À combien s’élève la population de l’Ile-aux-Moines l’été ? 
J’estime qu’à cette époque, on doit être à 5.000 – 6.000 personnes à dormir, alors que notre population Insee est de 615 habitants. La base pour le dire, ce sont les 900 résidences secondaires et les 300 résidences principales, qui sont généralement pleines. S’y ajoutent le centre de vacances, le camping, l’hôtellerie.

Vous avez également un gros afflux de visiteurs occasionnels ?
Cet afflux est variable, de 1.000 à 3.000 personnes par jour. On peut monter parfois à 7.000 personnes. Le plus fort, c’est entre le 15 juillet et le 15 août. On a un chiffre qui date, mais on considère qu’il y a 450.000 passages par an, Ilois compris.

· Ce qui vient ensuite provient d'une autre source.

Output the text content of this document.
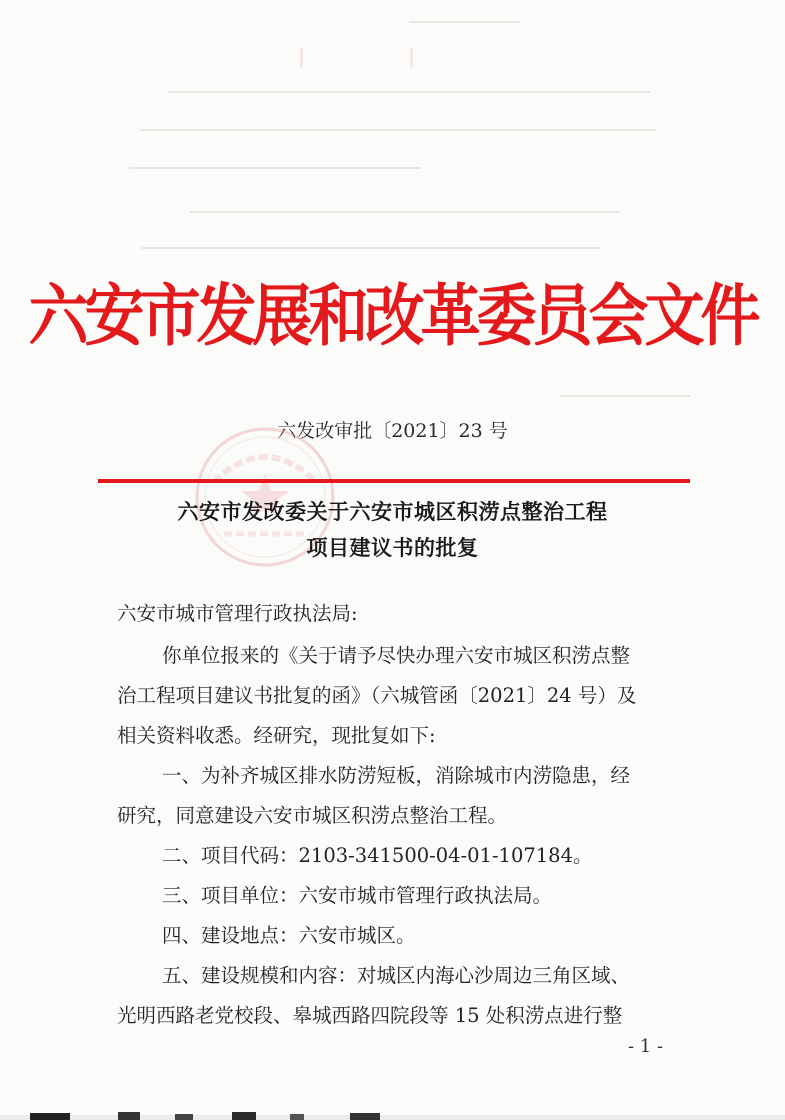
六安市发展和改革委员会文件
六发改审批〔2021〕23 号
六安市发改委关于六安市城区积涝点整治工程
项目建议书的批复
六安市城市管理行政执法局:
你单位报来的《关于请予尽快办理六安市城区积涝点整
治工程项目建议书批复的函》（六城管函〔2021〕24 号）及
相关资料收悉。经研究，现批复如下:
一、为补齐城区排水防涝短板，消除城市内涝隐患，经
研究，同意建设六安市城区积涝点整治工程。
二、项目代码：2103-341500-04-01-107184。
三、项目单位：六安市城市管理行政执法局。
四、建设地点：六安市城区。
五、建设规模和内容：对城区内海心沙周边三角区域、
光明西路老党校段、皋城西路四院段等 15 处积涝点进行整
- 1 -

Comment faites-vous face ? 
Au niveau de la collectivité, il faut que l’île soit propre. Mais les difficultés que nous avons, ce sont des difficultés de cohabitation. La particularité du visiteur insulaire est qu’il croit que tout est possible. On limite à présent la circulation au port pour éviter les accidents. On a des interventions de bobologie suite à des chutes à vélo.

Combien de vélos sur l’île ? 
Honnêtement, je ne le sais pas. On a quatre loueurs. On peut dire que les vélos sont par centaines. Sur ce point, ce qu’on essaie de faire, c’est de communiquer pour inciter au port du casque.

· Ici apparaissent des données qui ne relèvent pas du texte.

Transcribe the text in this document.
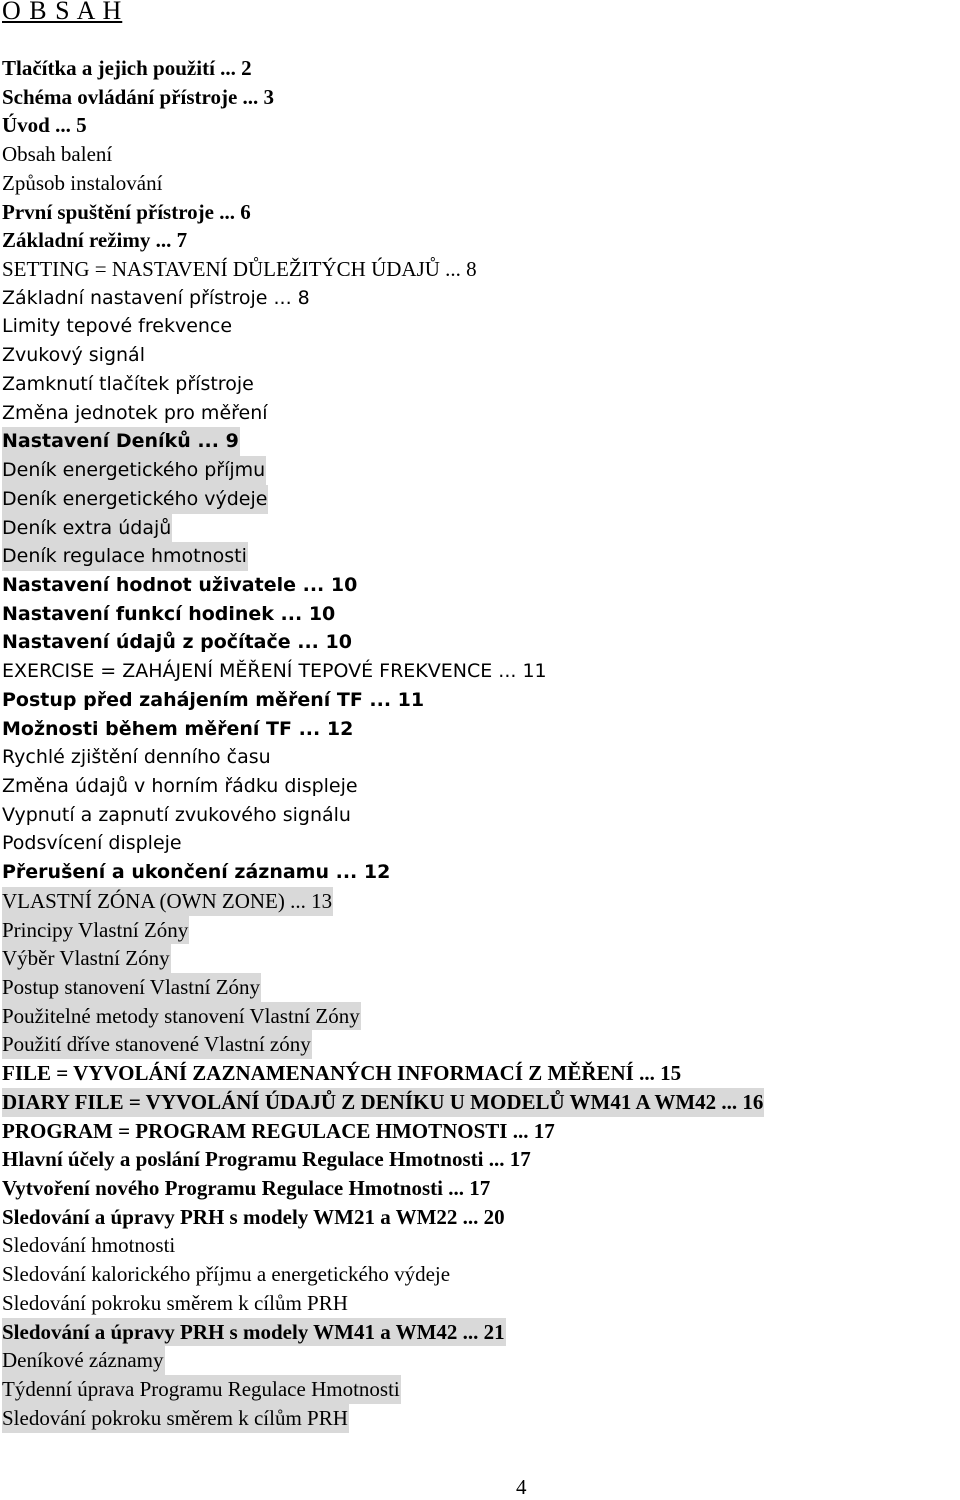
O B S A H
Tlačítka a jejich použití ... 2
Schéma ovládání přístroje ... 3
Úvod ... 5
Obsah balení
Způsob instalování
První spuštění přístroje ... 6
Základní režimy ... 7
SETTING = NASTAVENÍ DŮLEŽITÝCH ÚDAJŮ ... 8
Základní nastavení přístroje ... 8
Limity tepové frekvence
Zvukový signál
Zamknutí tlačítek přístroje
Změna jednotek pro měření
Nastavení Deníků ... 9
Deník energetického příjmu
Deník energetického výdeje
Deník extra údajů
Deník regulace hmotnosti
Nastavení hodnot uživatele ... 10
Nastavení funkcí hodinek ... 10
Nastavení údajů z počítače ... 10
EXERCISE = ZAHÁJENÍ MĚŘENÍ TEPOVÉ FREKVENCE ... 11
Postup před zahájením měření TF ... 11
Možnosti během měření TF ... 12
Rychlé zjištění denního času
Změna údajů v horním řádku displeje
Vypnutí a zapnutí zvukového signálu
Podsvícení displeje
Přerušení a ukončení záznamu ... 12
VLASTNÍ ZÓNA (OWN ZONE) ... 13
Principy Vlastní Zóny
Výběr Vlastní Zóny
Postup stanovení Vlastní Zóny
Použitelné metody stanovení Vlastní Zóny
Použití dříve stanovené Vlastní zóny
FILE = VYVOLÁNÍ ZAZNAMENANÝCH INFORMACÍ Z MĚŘENÍ ... 15
DIARY FILE = VYVOLÁNÍ ÚDAJŮ Z DENÍKU U MODELŮ WM41 A WM42 ... 16
PROGRAM = PROGRAM REGULACE HMOTNOSTI ... 17
Hlavní účely a poslání Programu Regulace Hmotnosti ... 17
Vytvoření nového Programu Regulace Hmotnosti ... 17
Sledování a úpravy PRH s modely WM21 a WM22 ... 20
Sledování hmotnosti
Sledování kalorického příjmu a energetického výdeje
Sledování pokroku směrem k cílům PRH
Sledování a úpravy PRH s modely WM41 a WM42 ... 21
Deníkové záznamy
Týdenní úprava Programu Regulace Hmotnosti
Sledování pokroku směrem k cílům PRH
4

Une des particularités, c’est aussi le nombre impressionnant de carrioles ? 

On a la « karrigel » îloise dans laquelle on met les bagages. On a aussi la carriole pour le transport des enfants. Là aussi, on attire l’attention sur les mesures de sécurité. Dans tous les cas, entre piétons et cyclistes, il faut savoir partager l’espace.

Sans compter les scooters ?


Je m’opposerai à ce qu’on puisse un jour louer des scooters, qui se justifient en revanche pour les résidents. L’Ile-aux-Moines n’est pas bien grande, elle fait tout de même 6,5 km de la pointe nord à la pointe sud.

Et pour les voitures ?


Elles ne sont pas les bienvenues et on voudrait plus de voitures propres. Trois voitures électriques ont récemment été acquises par des commerçants et artisans. La commune va acheter aussi un véhicule électrique. Dans tous les cas, il est hors de question d’élargir les routes.

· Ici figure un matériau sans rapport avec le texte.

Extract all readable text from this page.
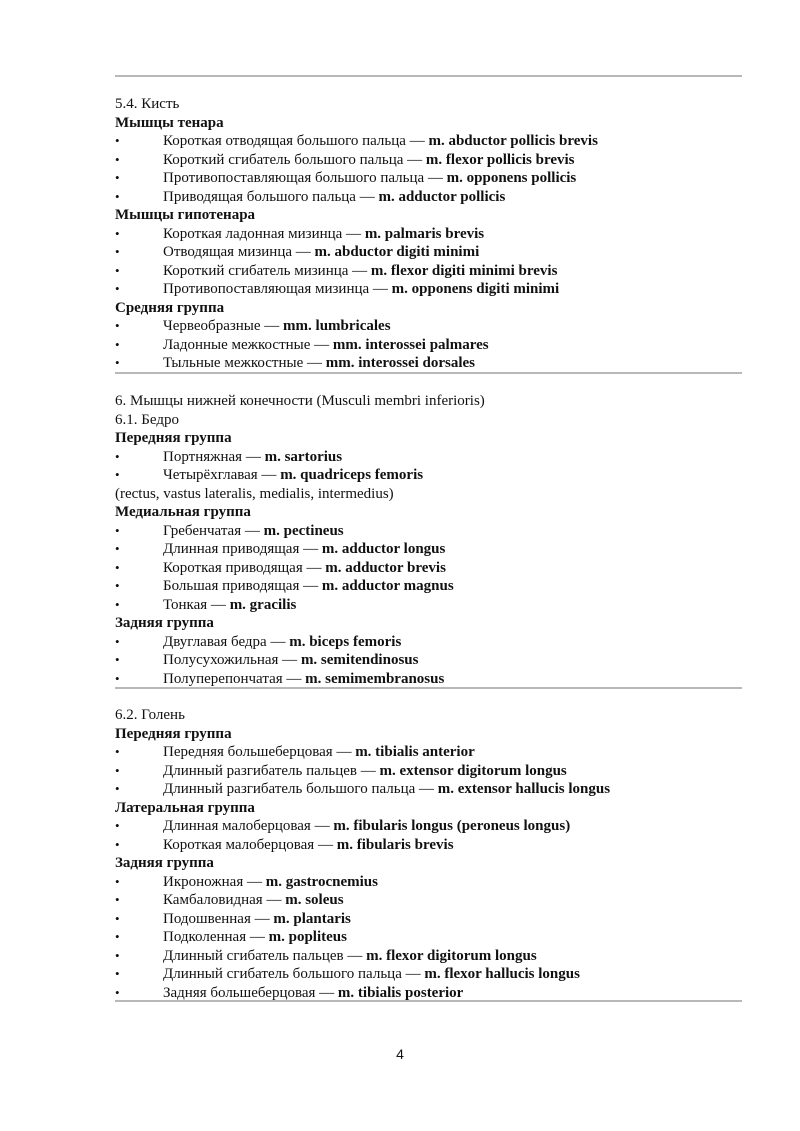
5.4. Кисть
Мышцы тенара
•	Короткая отводящая большого пальца — m. abductor pollicis brevis
•	Короткий сгибатель большого пальца — m. flexor pollicis brevis
•	Противопоставляющая большого пальца — m. opponens pollicis
•	Приводящая большого пальца — m. adductor pollicis
Мышцы гипотенара
•	Короткая ладонная мизинца — m. palmaris brevis
•	Отводящая мизинца — m. abductor digiti minimi
•	Короткий сгибатель мизинца — m. flexor digiti minimi brevis
•	Противопоставляющая мизинца — m. opponens digiti minimi
Средняя группа
•	Червеобразные — mm. lumbricales
•	Ладонные межкостные — mm. interossei palmares
•	Тыльные межкостные — mm. interossei dorsales
6. Мышцы нижней конечности (Musculi membri inferioris)
6.1. Бедро
Передняя группа
•	Портняжная — m. sartorius
•	Четырёхглавая — m. quadriceps femoris

(rectus, vastus lateralis, medialis, intermedius)

Медиальная группа
•	Гребенчатая — m. pectineus
•	Длинная приводящая — m. adductor longus
•	Короткая приводящая — m. adductor brevis
•	Большая приводящая — m. adductor magnus
•	Тонкая — m. gracilis
Задняя группа
•	Двуглавая бедра — m. biceps femoris
•	Полусухожильная — m. semitendinosus
•	Полуперепончатая — m. semimembranosus
6.2. Голень
Передняя группа
•	Передняя большеберцовая — m. tibialis anterior
•	Длинный разгибатель пальцев — m. extensor digitorum longus
•	Длинный разгибатель большого пальца — m. extensor hallucis longus
Латеральная группа
•	Длинная малоберцовая — m. fibularis longus (peroneus longus)
•	Короткая малоберцовая — m. fibularis brevis
Задняя группа
•	Икроножная — m. gastrocnemius
•	Камбаловидная — m. soleus
•	Подошвенная — m. plantaris
•	Подколенная — m. popliteus
•	Длинный сгибатель пальцев — m. flexor digitorum longus
•	Длинный сгибатель большого пальца — m. flexor hallucis longus
•	Задняя большеберцовая — m. tibialis posterior
4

Vous avez affiché une mise en garde contre certains comportements, notamment liés à l’alcool, et chez les jeunes ? 
C’est l’ancien prof qui s’exprime là. L’insularité est synonyme, chez certains, d’absence de limite. Il ne faut pas demander à la commune et à la gendarmerie d’endosser la responsabilité qui incombe aux parents. Ce mot s’adresse surtout aux parents. Il n’est pas normal qu’à 5 h du matin, il y ait des mineurs dehors. Et nous avons autre chose à faire que de rétablir la quiétude.

Y a-t-il encore des possibilités de construire ? 
C’est très contraint. L’île fait 315 ha, dont 154 sont préemptables par le Conservatoire du littoral, et on a 60 % de notre territoire en zones naturelles. Il reste peu. Un lotissement de dix maisons, dont deux en locatif, sera réalisé dans le bourg. Il faut faire en sorte qu’il y ait une population permanente dans un contexte de foncier cher. À l’Ile-aux-Moines, nous avons toujours eu une politique de logements. Sur 300 logements principaux, on compte 61 logements sociaux… Et depuis 2014, nous avons construit sur nos fonds six maisons pour la location.

L’île a la fibre optique, bien des communes pourraient vous envier ? 
Je crois en la possibilité de maintenir une population grâce à l’arrivée de jeunes qui font le choix d’allier qualité de vie et télétravail. Attention que nos îles ne deviennent pas des réserves à touristes. L’Ile-aux-Moines n’a pas vocation à avoir des boutiques de frites de juillet à septembre et de devenir Porquerolles. D’autant qu’on a une vie riche.